Three pharmacokinetic models were tested, the 2‑2CUM [1,2] (Fig 2A), the Patlak model [3,4] (Fig 2B) and the whole‑body model [5] (Fig 2C). The 2‑2CUM was first applied using aorta and portal venous inputs. The Patlak and whole‑body models were both applied using the spleen as input. To investigate if any disagreement in uptake rates from the 2‑2CUM and the other models are due to differences in model architecture, or the different inputs, the 2‑2CUM was re‑fitted to the data, the second time using the spleen as input.
All models were fitted to the same datasets using least squares fitting and the hepatic uptake rates were compared. Since the acquisition was only five minutes long, any Gadoxetate efflux was considered negligible.

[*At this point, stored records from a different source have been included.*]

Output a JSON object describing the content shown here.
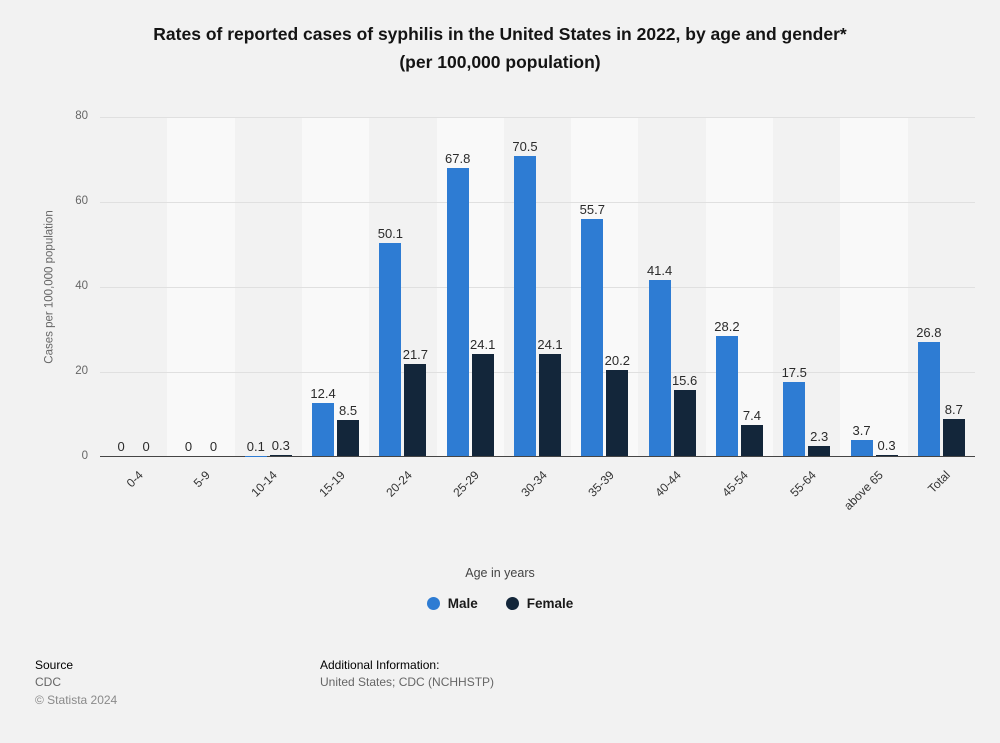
{
  "title": {
    "line1": "Rates of reported cases of syphilis in the United States in 2022, by age and gender*",
    "line2": "(per 100,000 population)"
  },
  "chart_data": {
    "type": "bar",
    "categories": [
      "0-4",
      "5-9",
      "10-14",
      "15-19",
      "20-24",
      "25-29",
      "30-34",
      "35-39",
      "40-44",
      "45-54",
      "55-64",
      "above 65",
      "Total"
    ],
    "series": [
      {
        "name": "Male",
        "color": "#2e7cd3",
        "values": [
          0,
          0,
          0.1,
          12.4,
          50.1,
          67.8,
          70.5,
          55.7,
          41.4,
          28.2,
          17.5,
          3.7,
          26.8
        ]
      },
      {
        "name": "Female",
        "color": "#13263a",
        "values": [
          0,
          0,
          0.3,
          8.5,
          21.7,
          24.1,
          24.1,
          20.2,
          15.6,
          7.4,
          2.3,
          0.3,
          8.7
        ]
      }
    ],
    "xlabel": "Age in years",
    "ylabel": "Cases per 100,000 population",
    "ylim": [
      0,
      80
    ],
    "yticks": [
      0,
      20,
      40,
      60,
      80
    ],
    "grid": true,
    "legend_position": "bottom"
  },
  "footer": {
    "source_label": "Source",
    "source_value": "CDC",
    "copyright": "© Statista 2024",
    "additional_label": "Additional Information:",
    "additional_value": "United States; CDC (NCHHSTP)"
  }
}
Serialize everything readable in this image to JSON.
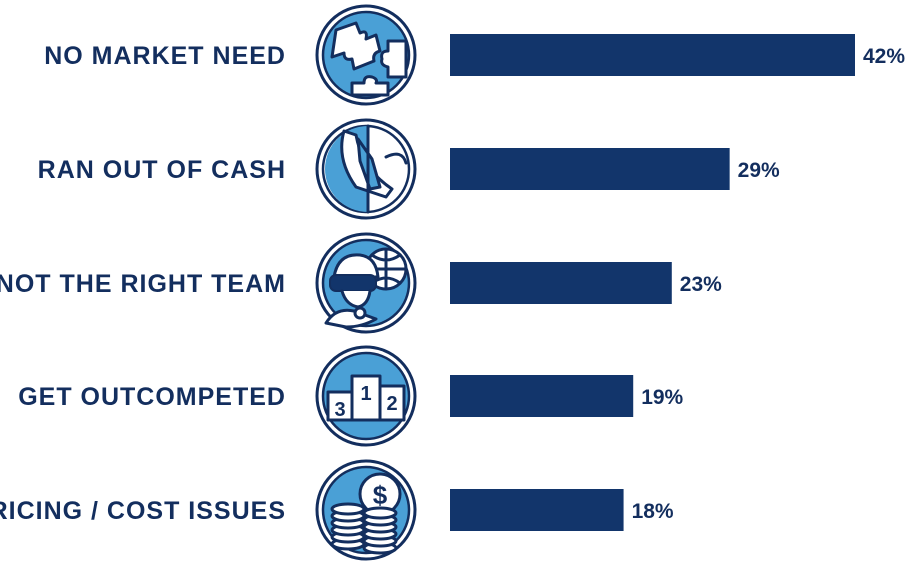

Fig 3 shows the fits of all three models for one patient. The figure shows that the perfusion model provided the best fit. Correlation between the hepatic uptake rates, ki, from the perfusion and rat models (Fig 4A; R=0.39), as well as between the perfusion and whole‑body (Fig 4B; R = 0.35) were lower than the correlation between the rat and whole‑body models (Fig 4C; R = 1.0).
Fig5 shows that the 2‑2CUM can still fit the data when using the spleen as input and that the correlation with both the Patlak (R = 0.80) and whole‑body model (R = 0.79) increases.
We found an almost perfect correlation between the hepatic uptake rates estimated by the Patlak and whole‑body models, when both models used the spleen as input. Meanwhile the correlation with the perfusion, using aorta and venous inputs, was much worse. The largest reason for this discrepancy is the use of different input signals. The correlation between the uptake rates improved when we replaced the aorta and portal vein with the spleen as inputs for the 2‑2CUM, i.e. all three models had the same input. The remaining differences could be because the 2‑2CUM can account for differences in e.g. liver perfusion and size of the extracellular space.
We also showed that the perfusion model could best fit the data used here. The rat and whole‑body models both had problems fitting during the first minute after Gadoxetate injection. The main reason for this is that they cannot properly account for the early first pass stages, particularly the whole‑body model, as the model simply assumes that the blood is always perfectly mixed.
1. Sourbron S, et al. Combined quantification of liver perfusion and function with dynamic gadoxetic acid–enhanced MR imaging. Radiology 2012, 263(3):874-883.
2. Sourbron S, et al. Tracer kinetic modelling in MRI: estimating perfusion and capillary permeability. Phys Med Biol 2013, 57(2): R1.
3. Saito, K., et al. Assessing liver function using dynamic Gd-EOB-DTPA-enhanced MRI with a standard 5-phase imaging protocol. J Magn Reson Imaging 2013, 37(5): 1109-1114.
4. Ulloa JL, et al. Assessment of gadoxetate DCE‐MRI as a biomarker of hepatobiliary transporter inhibition. NMR in Biomedicine 2013, 26(10): 1258-1270.
5. Forsgren MF, et al. Physiologically realistic and validated mathematical liver model revels hepatobiliary transfer rates for Gd-EOB-DTPA using human DCE-MRI data. PLoS ONE 2014, 9(4).